Good news for central employees. A new program called the Unified Pension Scheme (UPS) is set to launch on April 1. This initiative, introduced by the government for its employees, was officially announced by the Pension Fund Regulatory and Development Authority (PFRDA) on Thursday. According to their statement, the regulations for UPS will take effect on April 1, 2025, and it is expected to benefit around 2.3 million central employees.
So, what’s the scoop on this scheme?
The UPS is designed to balance the government’s financial policies with the benefits for employees. It guarantees a pension amounting to 50% of the average basic salary earned in the last year before retirement, with a minimum pension of Rs 10,000 per month for those who have served at least 10 years.
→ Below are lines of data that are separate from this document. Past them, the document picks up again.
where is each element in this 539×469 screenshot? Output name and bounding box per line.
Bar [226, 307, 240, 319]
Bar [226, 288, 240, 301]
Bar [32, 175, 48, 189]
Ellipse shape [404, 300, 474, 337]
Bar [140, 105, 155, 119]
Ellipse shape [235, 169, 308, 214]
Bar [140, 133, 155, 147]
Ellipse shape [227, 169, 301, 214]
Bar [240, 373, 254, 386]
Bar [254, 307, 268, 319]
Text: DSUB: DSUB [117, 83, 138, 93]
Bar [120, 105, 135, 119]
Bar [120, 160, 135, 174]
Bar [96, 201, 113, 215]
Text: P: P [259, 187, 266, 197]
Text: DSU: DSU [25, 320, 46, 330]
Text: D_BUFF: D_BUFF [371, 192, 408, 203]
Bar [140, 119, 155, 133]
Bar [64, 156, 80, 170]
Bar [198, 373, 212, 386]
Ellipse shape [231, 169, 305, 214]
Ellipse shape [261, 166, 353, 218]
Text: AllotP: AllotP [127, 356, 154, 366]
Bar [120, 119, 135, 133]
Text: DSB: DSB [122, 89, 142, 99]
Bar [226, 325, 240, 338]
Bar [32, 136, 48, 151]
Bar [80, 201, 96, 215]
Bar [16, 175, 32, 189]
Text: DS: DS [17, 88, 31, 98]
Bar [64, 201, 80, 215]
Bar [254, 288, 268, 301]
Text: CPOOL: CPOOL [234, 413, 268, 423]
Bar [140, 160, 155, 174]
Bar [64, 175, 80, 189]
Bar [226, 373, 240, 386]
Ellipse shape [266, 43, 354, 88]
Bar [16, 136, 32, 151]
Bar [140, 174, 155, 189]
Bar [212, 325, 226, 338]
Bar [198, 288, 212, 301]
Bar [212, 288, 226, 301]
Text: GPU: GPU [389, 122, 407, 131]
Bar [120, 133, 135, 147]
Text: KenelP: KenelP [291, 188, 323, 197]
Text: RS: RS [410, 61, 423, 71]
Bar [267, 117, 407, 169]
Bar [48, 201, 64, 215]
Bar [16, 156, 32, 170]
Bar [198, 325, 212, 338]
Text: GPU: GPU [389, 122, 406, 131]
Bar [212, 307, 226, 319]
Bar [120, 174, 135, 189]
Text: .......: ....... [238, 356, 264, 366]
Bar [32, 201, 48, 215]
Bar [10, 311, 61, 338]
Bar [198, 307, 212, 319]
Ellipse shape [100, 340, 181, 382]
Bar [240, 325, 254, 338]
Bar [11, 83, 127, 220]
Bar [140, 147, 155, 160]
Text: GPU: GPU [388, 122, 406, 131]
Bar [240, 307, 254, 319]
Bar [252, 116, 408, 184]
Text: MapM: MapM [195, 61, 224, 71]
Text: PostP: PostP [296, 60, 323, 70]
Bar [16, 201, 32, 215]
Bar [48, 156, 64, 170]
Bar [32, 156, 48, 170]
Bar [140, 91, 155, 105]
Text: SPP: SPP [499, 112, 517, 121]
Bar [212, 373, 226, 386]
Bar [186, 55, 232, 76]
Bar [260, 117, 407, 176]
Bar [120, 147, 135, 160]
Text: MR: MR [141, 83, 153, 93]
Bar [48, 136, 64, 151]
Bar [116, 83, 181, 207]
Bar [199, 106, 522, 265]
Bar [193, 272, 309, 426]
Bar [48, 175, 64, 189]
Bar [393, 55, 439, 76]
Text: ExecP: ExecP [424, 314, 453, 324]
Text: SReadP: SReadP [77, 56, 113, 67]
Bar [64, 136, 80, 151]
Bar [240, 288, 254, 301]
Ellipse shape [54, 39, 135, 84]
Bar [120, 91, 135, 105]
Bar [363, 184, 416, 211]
In contrast, the Old Pension Scheme (OPS) did not specify a minimum pension, but retirees typically received 50% of their final salary. Employees will have the option to choose between the National Pension System (NPS) and UPS.
Family pension benefits are also included. If a central employee passes away, their family will receive 60% of the employee’s pension. Employees will contribute 10% of their basic salary to the scheme, while the government will contribute 18.5%. For comparison, the government contributes 14% under the NPS. This scheme is available to central employees enrolled in the NPS who opt for it, and those with at least 10 years of service will qualify for the guaranteed minimum pension.
How to sign up?
1. Eligible employees can complete their enrollment and claim form online via the Proteg CRA portal (https://npscra.nsdl.co.in) starting April 1, 2025.
2. They also have the option to submit their forms in person.
3. On January 24, 2025, the government announced the UPS as a new pension framework for central government employees under the NPS.